The barriers to shared decision making are legion.94 Clinicians lack familiarity and training, sometimes disagree with the concept, and often have concerns regarding decisional capacity and legal responsibility. Patients often lack the information, empowerment, motivation, and self-efficacy needed to participate in shared decision making. Mental health systems almost universally lack the needed computer infrastructure. At a basic science level, concerns involve communicating uncertainty and risk, biases in many decision aids, and human biases in decision making in general.95,96 For example, mental health patients, like others, are biased by optimism regarding their own health, are confused by too many choices, have difficulties understanding statistical risks, and are influenced by biased information from industry.
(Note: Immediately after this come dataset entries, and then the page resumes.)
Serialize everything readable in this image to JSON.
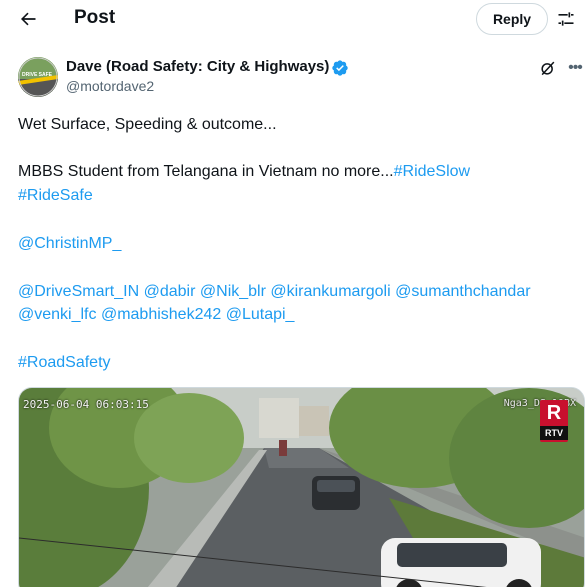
{
  "header": {
    "title": "Post",
    "reply_label": "Reply"
  },
  "author": {
    "name": "Dave (Road Safety: City & Highways)",
    "handle": "@motordave2",
    "avatar_text": "DRIVE SAFE"
  },
  "tweet": {
    "line1": "Wet Surface, Speeding & outcome...",
    "line2_text": "MBBS Student from Telangana in Vietnam no more...",
    "line2_tag": "#RideSlow",
    "line3_tag": "#RideSafe",
    "mention1": "@ChristinMP_",
    "mentions_row1": [
      "@DriveSmart_IN",
      "@dabir",
      "@Nik_blr",
      "@kirankumargoli",
      "@sumanthchandar"
    ],
    "mentions_row2": [
      "@venki_lfc",
      "@mabhishek242",
      "@Lutapi_"
    ],
    "road_tag": "#RoadSafety"
  },
  "media": {
    "timestamp": "2025-06-04 06:03:15",
    "camera_id": "Nga3_DS 10BX",
    "watermark_top": "R",
    "watermark_bottom": "RTV"
  },
  "colors": {
    "link": "#1d9bf0",
    "verified": "#1d9bf0",
    "text": "#0f1419",
    "secondary": "#536471"
  }
}
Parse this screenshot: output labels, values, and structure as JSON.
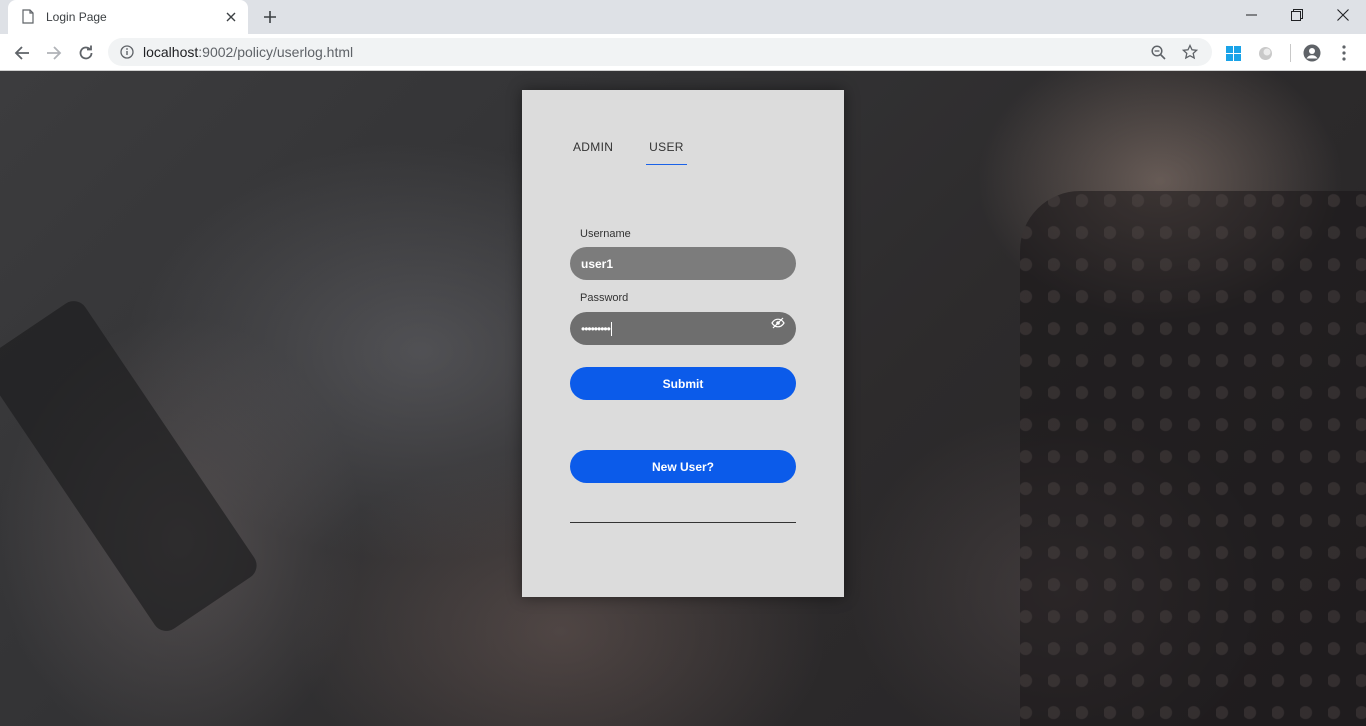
{
  "browser": {
    "tab_title": "Login Page",
    "url_host": "localhost",
    "url_rest": ":9002/policy/userlog.html",
    "icons": {
      "favicon": "page-icon",
      "tab_close": "close-icon",
      "new_tab": "plus-icon",
      "back": "back-arrow-icon",
      "forward": "forward-arrow-icon",
      "reload": "reload-icon",
      "site_info": "info-icon",
      "zoom": "zoom-out-icon",
      "bookmark": "star-icon",
      "extension_windows": "windows-icon",
      "extension_circle": "circle-icon",
      "profile": "account-icon",
      "menu": "kebab-menu-icon",
      "minimize": "minimize-icon",
      "restore": "restore-icon",
      "close_window": "close-window-icon"
    }
  },
  "login": {
    "tabs": [
      {
        "label": "ADMIN",
        "active": false
      },
      {
        "label": "USER",
        "active": true
      }
    ],
    "username_label": "Username",
    "username_value": "user1",
    "password_label": "Password",
    "password_value": "•••••••••",
    "password_icon": "eye-slash-icon",
    "submit_label": "Submit",
    "new_user_label": "New User?"
  },
  "colors": {
    "accent": "#0b5bea",
    "card": "#dcdcdc",
    "input": "#7c7c7c"
  }
}
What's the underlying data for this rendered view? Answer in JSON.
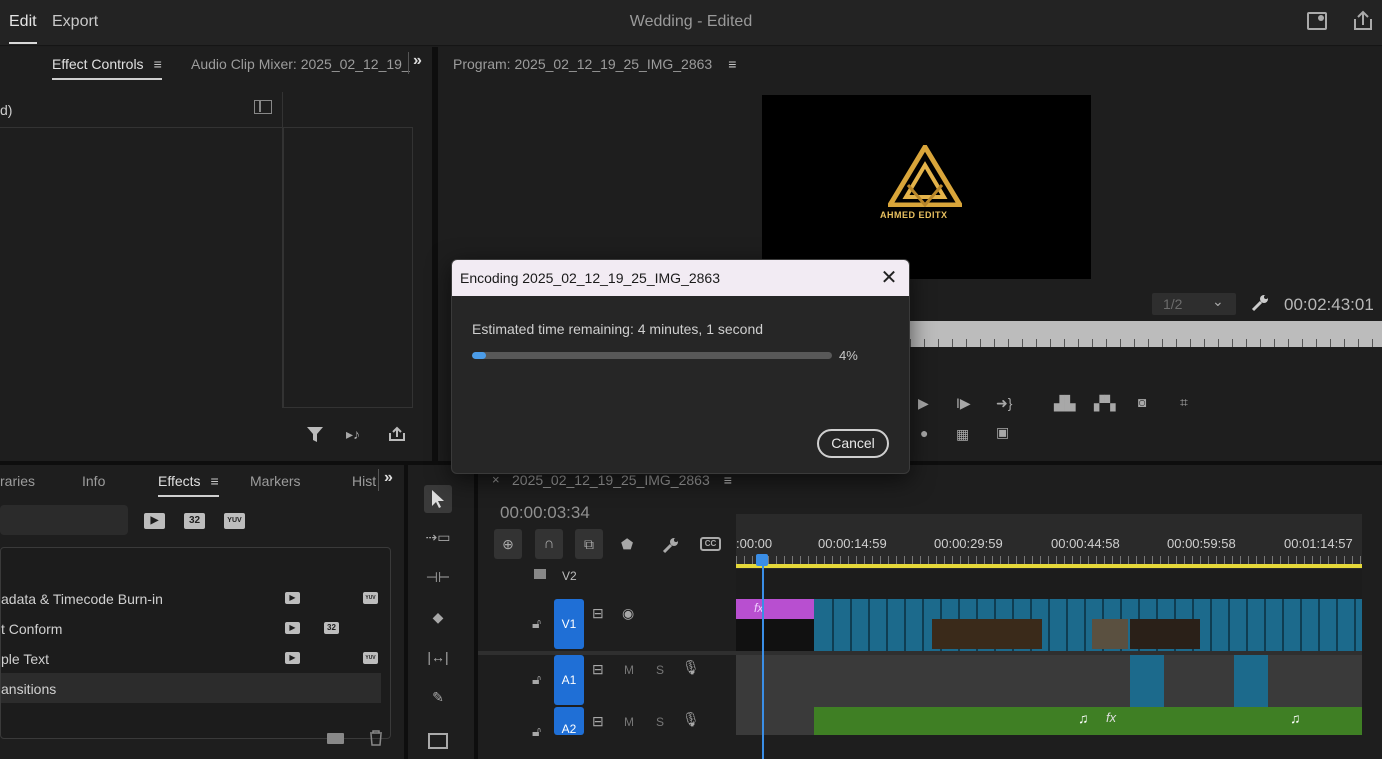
{
  "menu": {
    "edit": "Edit",
    "export": "Export"
  },
  "app_title": "Wedding - Edited",
  "source_panel": {
    "tabs": [
      "Effect Controls",
      "Audio Clip Mixer: 2025_02_12_19_"
    ],
    "more": "»",
    "header_text": "d)"
  },
  "program": {
    "title": "Program: 2025_02_12_19_25_IMG_2863",
    "logo_text": "AHMED EDITX",
    "resolution": "1/2",
    "timecode": "00:02:43:01"
  },
  "effects_panel": {
    "tabs": [
      "raries",
      "Info",
      "Effects",
      "Markers",
      "Hist"
    ],
    "badges": [
      "32",
      "YUV"
    ],
    "items": [
      {
        "label": "adata & Timecode Burn-in",
        "b2": "",
        "b3": "YUV"
      },
      {
        "label": "t Conform",
        "b2": "32",
        "b3": ""
      },
      {
        "label": "ple Text",
        "b2": "",
        "b3": "YUV"
      },
      {
        "label": "ansitions",
        "b2": "",
        "b3": ""
      }
    ]
  },
  "timeline": {
    "sequence": "2025_02_12_19_25_IMG_2863",
    "close": "×",
    "timecode": "00:00:03:34",
    "ruler": [
      ":00:00",
      "00:00:14:59",
      "00:00:29:59",
      "00:00:44:58",
      "00:00:59:58",
      "00:01:14:57"
    ],
    "tracks": [
      "V2",
      "V1",
      "A1",
      "A2"
    ],
    "m": "M",
    "s": "S",
    "fx": "fx"
  },
  "dialog": {
    "title": "Encoding 2025_02_12_19_25_IMG_2863",
    "estimate": "Estimated time remaining: 4 minutes, 1 second",
    "progress": 4,
    "percent_label": "4%",
    "cancel": "Cancel"
  },
  "colors": {
    "accent": "#4b9ce8",
    "track_blue": "#1f6fd6",
    "clip_blue": "#1c6a8c",
    "clip_pink": "#b84fd0",
    "audio_green": "#3f7f24",
    "playhead": "#3a8ee6"
  }
}
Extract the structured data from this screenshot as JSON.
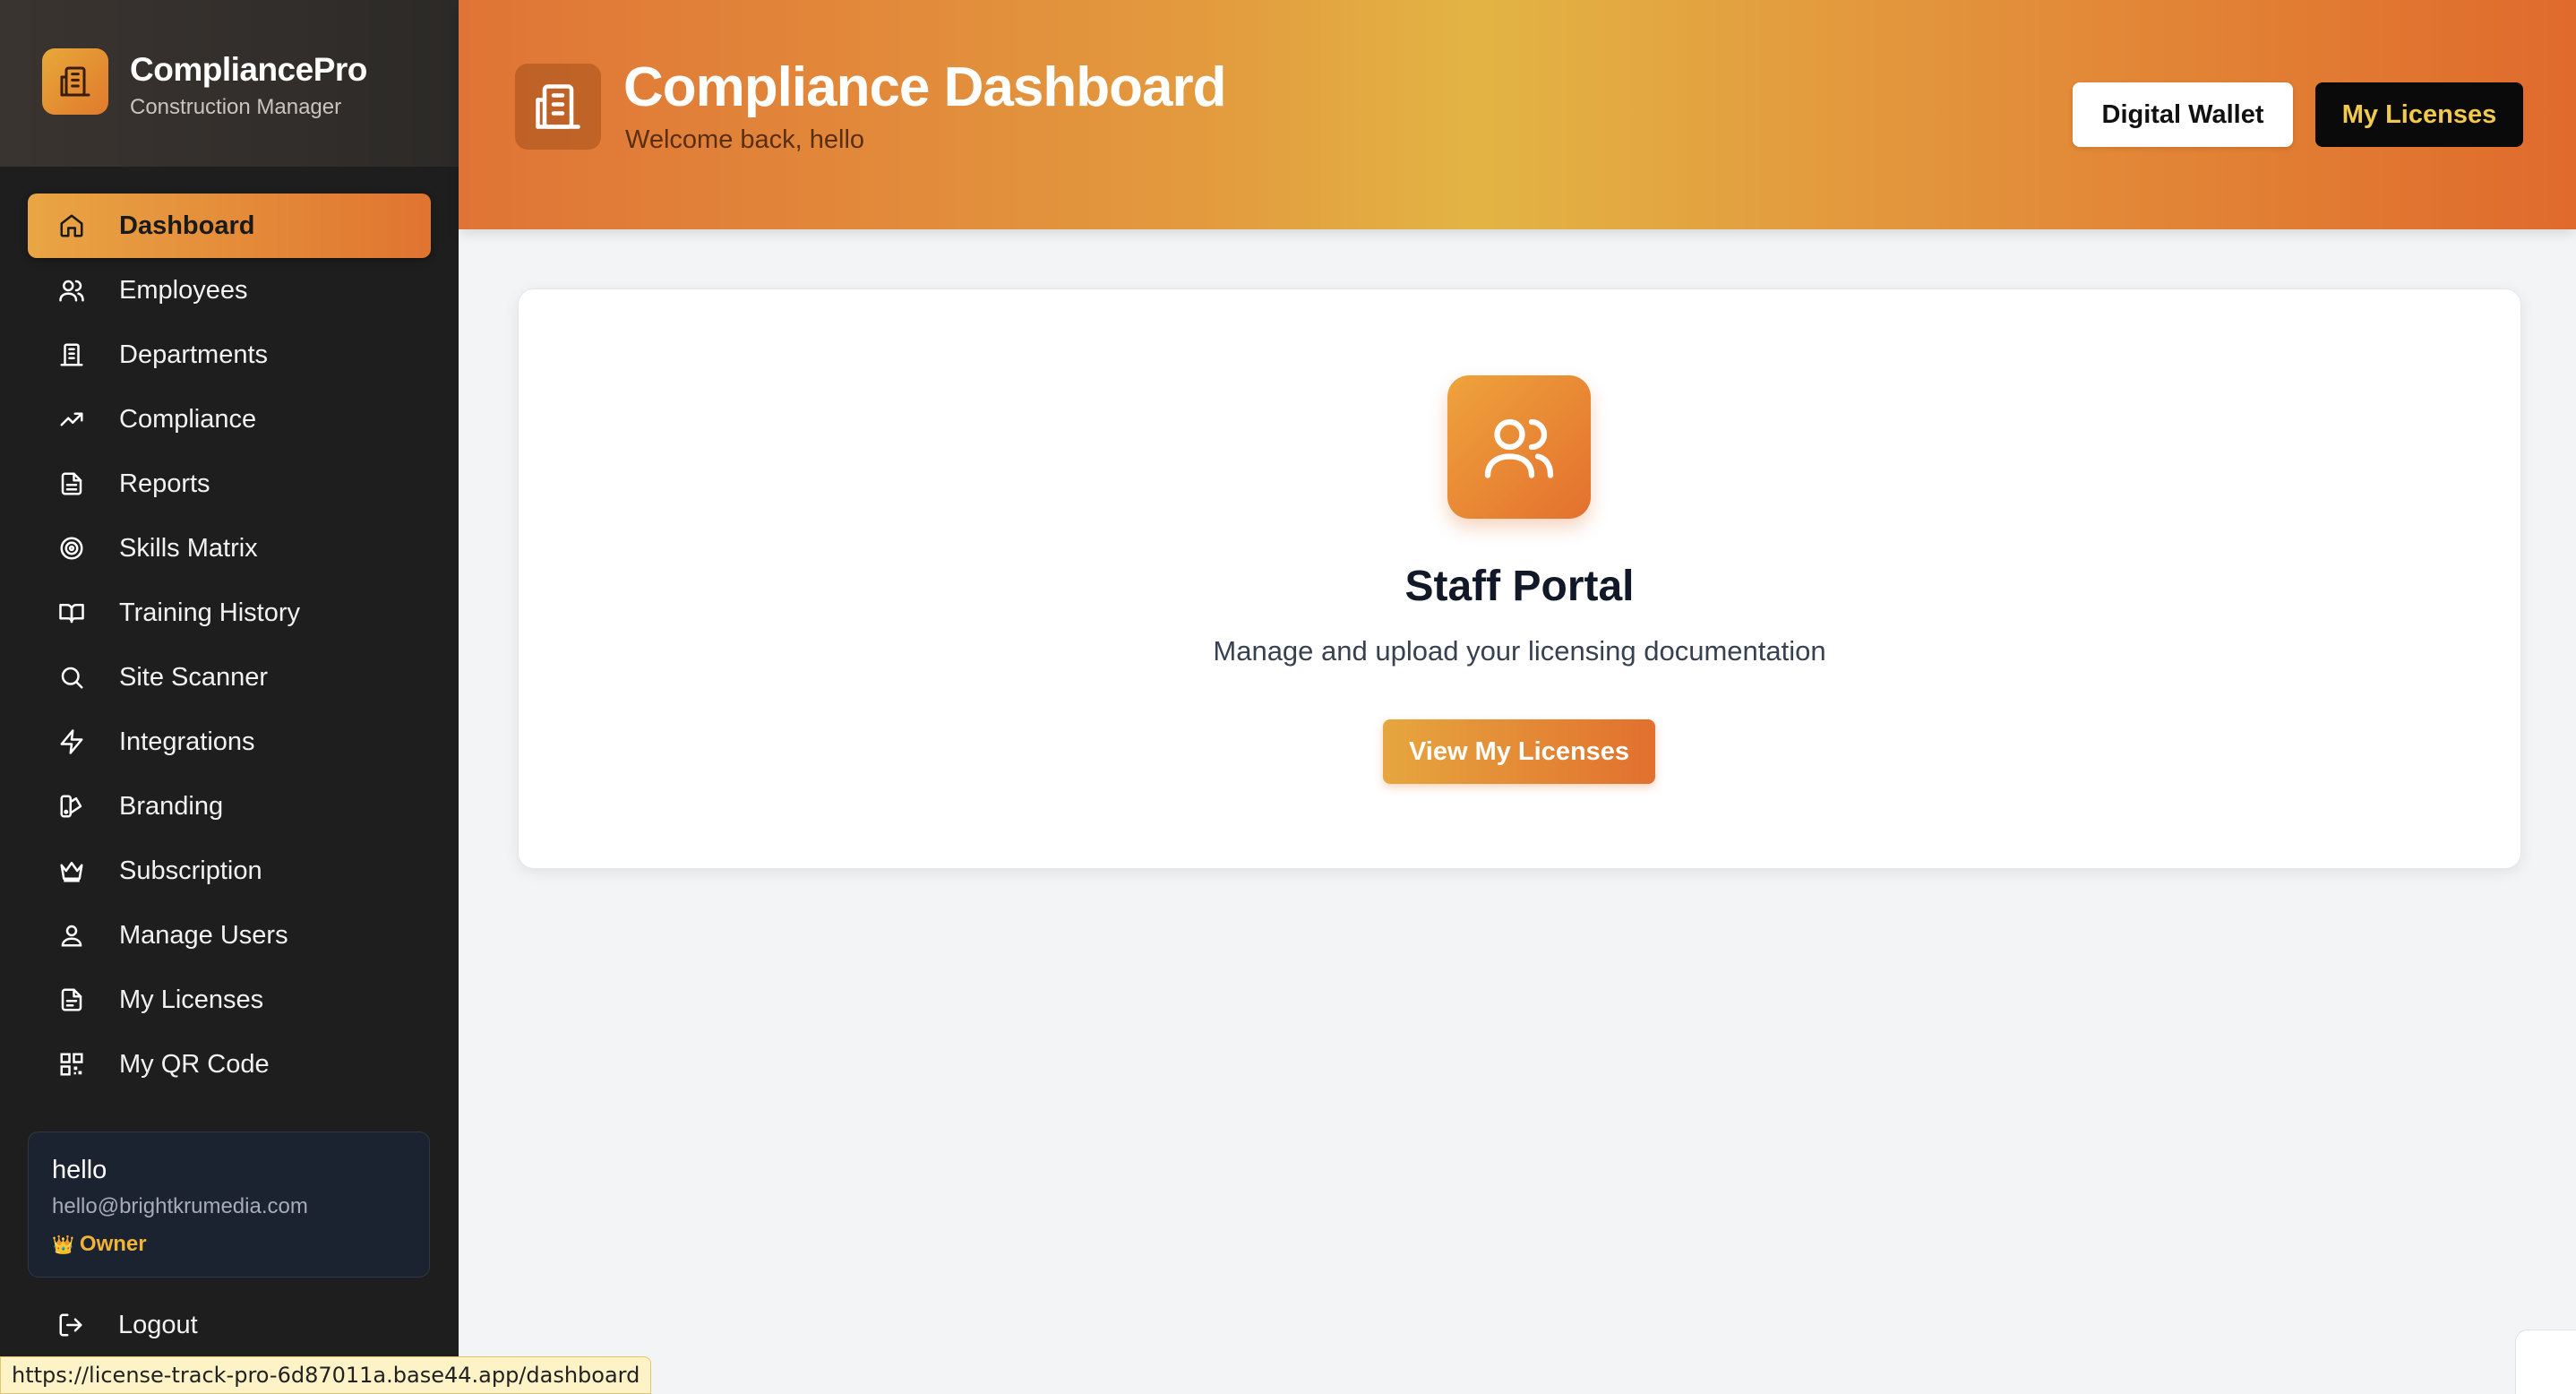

These issues need to be clarified by further research and addressed at many levels: basic decision-making science, clinician training, structural implementation, electronic infrastructure, patient empowerment, and so forth.

Summary and conclusions

Implementing shared decision making in routine mental health care offers considerable promise in terms of ethics, quality, informed decisions, patient satisfaction, enhanced ability for self-management, improved adherence, and meaningful outcomes. Putting these potentialities into everyday practice will be fraught with difficulties. Now is the time to address these barriers through research on shared decision making, as the information explosion and personalized medicine will require new educational structures, communication patterns, and decision-making forms.